LAST SUNDAY AFTER SERVICES at my church, Trinity Lutheran in Faribault, we watched a brief video about BibleSticks.
Never heard of them? I hadn’t either, until viewing that clip.
“The Military BibleStick is a digital audio player that is pre-loaded with a dramatized recording of the entire New Testament,” according to the Faith Comes by Hearing website. The organization, dedicated to getting the Word of God into the world, “offers 557 Audio Scripture recordings in 553 languages reaching more than 5 billion people in more than 185 countries.”
Part of that outreach includes the U.S. military. Demand is great for the 3 ½-inch long, less than one inch thick, camouflaged, battery-operated BibleSticks, I learned via the video. For whatever reason, the BibleSticks must be processed through military chaplains.
With a $25 donation, we could give a slip-in-the-pocket, portable New Testament to military men and women.
Although I personally don’t know of anyone who has used a BibleStick, I do understand the importance of access to Scripture, especially for our soldiers.
Flashback to February 1952, when my father, Elvern Kletscher of Vesta, was drafted. Less than a year later, he found himself in the mountains of Korea, a U.S. military infantryman fighting on the frontline during the Korean Conflict.
On February 26, 1953, he was struck in the neck by shrapnel at Heartbreak Ridge. Later, he would be awarded the Korean Service Medal with 3 Bronze Service Stars, the National Defense Service Medal, the United Nations Service Medal, the Combat Infantry Badge and the Purple Heart.
During those combat days, when my dad feared for his life, when he was forced to shoot the enemy or die, he relied on his deep faith in God.
And he carried with him a 3-inch by 4 ½-inch black book, God Our Refuge. A gift from the St. John’s Lutheran Ladies’ Aid of Vesta, the book includes gospel readings, devotions, meditations, prayers, hymns and more.
Within the pages of that volume, my dad found solace, hope and comfort in the face of constant death.
Now eight years after his death, I cradle the tiny book in my palm, brush my fingers against the brittle, black leather covers, open the curled pages that are loosening from the binding. I think of my father, how he carried this book in his pocket, how he flipped and read the 144 pages, how he prayed while trapped inside the cold earth of a foxhole, while engaging in battle, while lying inside his tent at night.
As I turn to page 117 of my dad’s tattered copy of God Our Refuge, I feel forever connected to him, my fingers touching the paper he touched, reading the words he read 58 years ago as a young soldier in battle:
“In Thine arms I rest me;
Foes who would molest me
Cannot reach me here.
Though the earth be shaking,
Every heart be quaking,
Jesus calms my fear.
Lightnings flash and thunders crash;
Yet, though sin and hell assail me,
Jesus will not fail me.”
HAVE YOU OR SOMEONE you know used a BibleStick? If so, I’d like to hear about your experience with this audio version of Scripture and what it meant to you.
BEHIND EVERY PICTURE, there is a story, including stories about the images of my father and his family, above.
My uncle, Merlin Kletscher, found these two photos in the winter of 2010 while researching for a family reunion. They were tucked inside a worn copy of The Lutheran Hymnal, copyright 1941, published by Concordia Publishing House. That hymnbook belonged to my grandfather, whose name, Henry Kletscher, was inked in gold on the cover.
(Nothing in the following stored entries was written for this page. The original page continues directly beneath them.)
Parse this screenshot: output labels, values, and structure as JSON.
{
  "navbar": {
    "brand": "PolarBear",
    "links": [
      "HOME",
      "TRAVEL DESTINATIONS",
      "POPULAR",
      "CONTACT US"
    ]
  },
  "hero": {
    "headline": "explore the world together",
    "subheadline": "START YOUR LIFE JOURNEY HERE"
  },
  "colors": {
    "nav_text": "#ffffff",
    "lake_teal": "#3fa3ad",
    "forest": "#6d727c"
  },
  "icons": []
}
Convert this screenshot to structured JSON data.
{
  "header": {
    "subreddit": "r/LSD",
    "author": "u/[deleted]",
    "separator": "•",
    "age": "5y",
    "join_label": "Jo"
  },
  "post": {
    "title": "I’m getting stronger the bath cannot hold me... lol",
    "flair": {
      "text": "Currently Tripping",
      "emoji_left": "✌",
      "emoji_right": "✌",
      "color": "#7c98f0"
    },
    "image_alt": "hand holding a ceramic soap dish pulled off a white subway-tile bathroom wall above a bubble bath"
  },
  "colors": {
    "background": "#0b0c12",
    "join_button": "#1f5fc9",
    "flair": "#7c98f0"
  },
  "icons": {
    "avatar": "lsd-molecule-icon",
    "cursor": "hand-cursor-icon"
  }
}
He had taped the edges and binding of the much-used songbook.
The two photos were sandwiched between song 409, “Let Us Ever Walk with Jesus,” and song 410, “Jesus Lead Thou On.”
The latter was one of my Grandpa Henry’s favorite hymns, Uncle Merlin recalls.
“I have not found any other photos or negatives which leads me to think that these pictures were very dear to him,” my uncle says.
Now those photos are also very dear to me. When Merlin handed copies to me last summer, I teared up. Little did my father know then what horrors awaited him on the battlefields of Korea, how his life and death experiences would forever change him.
And my heart ached for my Grandma Ida, standing there beside her soldier son. I wish I had asked her how she felt, how they all felt. Now I have only these photos to show me the close love of a family sending their boy off to war.